Monday, July 03, 2006

Yay or Nay?

It’s that time again…The time where you find yourself staying up at all hours of the night, just because you can. It’s the time where your normal routine gets a culture shock, where night becomes day, day becomes night and where you become so hazy that you don’t know what day it is. Yes, it’s the School holidays.

Being a year twelve student going into her final term of secondary education, this means that this is my last break before my HSC. Now, after getting through all the pressures and assessments that I was bombarded with last term, it is expected that these holidays will be just that, holidays. A time to breathe and relax until the whirlwind picks up again. While this all sounds so acceptable, I am faced with one problem: holiday homework. To add insult to injury, I also have another two assessments to be completed and study notes written for each subject.

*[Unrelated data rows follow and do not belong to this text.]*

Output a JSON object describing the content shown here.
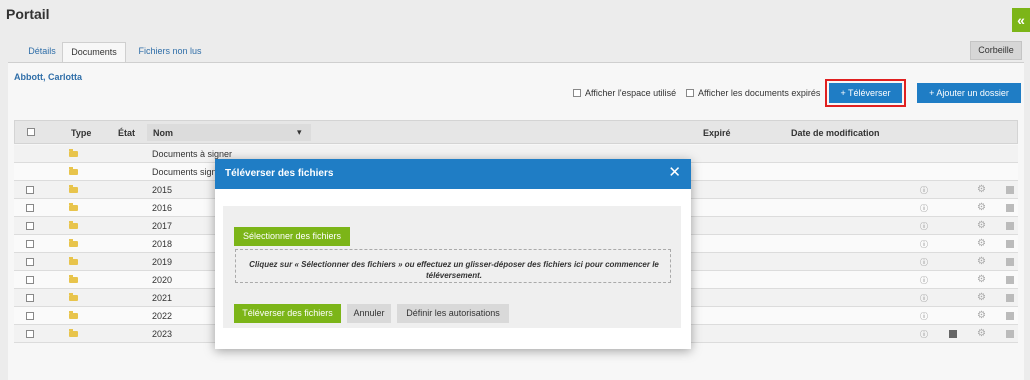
{
  "header": {
    "title": "Portail",
    "collapse_glyph": "«"
  },
  "tabs": [
    {
      "label": "Détails"
    },
    {
      "label": "Documents"
    },
    {
      "label": "Fichiers non lus"
    }
  ],
  "trash_label": "Corbeille",
  "owner_name": "Abbott, Carlotta",
  "options": {
    "show_space_label": "Afficher l'espace utilisé",
    "show_expired_label": "Afficher les documents expirés"
  },
  "actions": {
    "upload_label": "+ Téléverser",
    "add_folder_label": "+ Ajouter un dossier"
  },
  "table": {
    "headers": {
      "type": "Type",
      "state": "État",
      "name": "Nom",
      "expired": "Expiré",
      "modified": "Date de modification"
    },
    "sort_glyph": "▾",
    "rows": [
      {
        "name": "Documents à signer"
      },
      {
        "name": "Documents signés"
      },
      {
        "name": "2015"
      },
      {
        "name": "2016"
      },
      {
        "name": "2017"
      },
      {
        "name": "2018"
      },
      {
        "name": "2019"
      },
      {
        "name": "2020"
      },
      {
        "name": "2021"
      },
      {
        "name": "2022"
      },
      {
        "name": "2023"
      }
    ]
  },
  "modal": {
    "title": "Téléverser des fichiers",
    "close_glyph": "✕",
    "select_files_label": "Sélectionner des fichiers",
    "dropzone_text": "Cliquez sur « Sélectionner des fichiers » ou effectuez un glisser-déposer des fichiers ici pour commencer le téléversement.",
    "upload_files_label": "Téléverser des fichiers",
    "cancel_label": "Annuler",
    "permissions_label": "Définir les autorisations"
  },
  "icons": {
    "info": "ⓘ",
    "gear": "⚙"
  },
  "colors": {
    "accent_blue": "#1f7dc5",
    "accent_green": "#7cb518",
    "highlight_red": "#e02020"
  }
}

Upon the arrival of these two weeks of ‘holidays’ I was faced with some options. I could procrastinate like I usually do and go into panic mode the day before school comes back where my hand rebels against me because it has forgotten how to write, or I could formulate a disgustingly organised routine and get things done accordingly.

I would like to say that the jury is still out on this one, but judging by the fact that I spent most of my night doing nothing in particular, that I didn’t wake up until 1:30pm and the fact that when I did finally wake up, I thought it was Tuesday, the verdict doesn’t look good.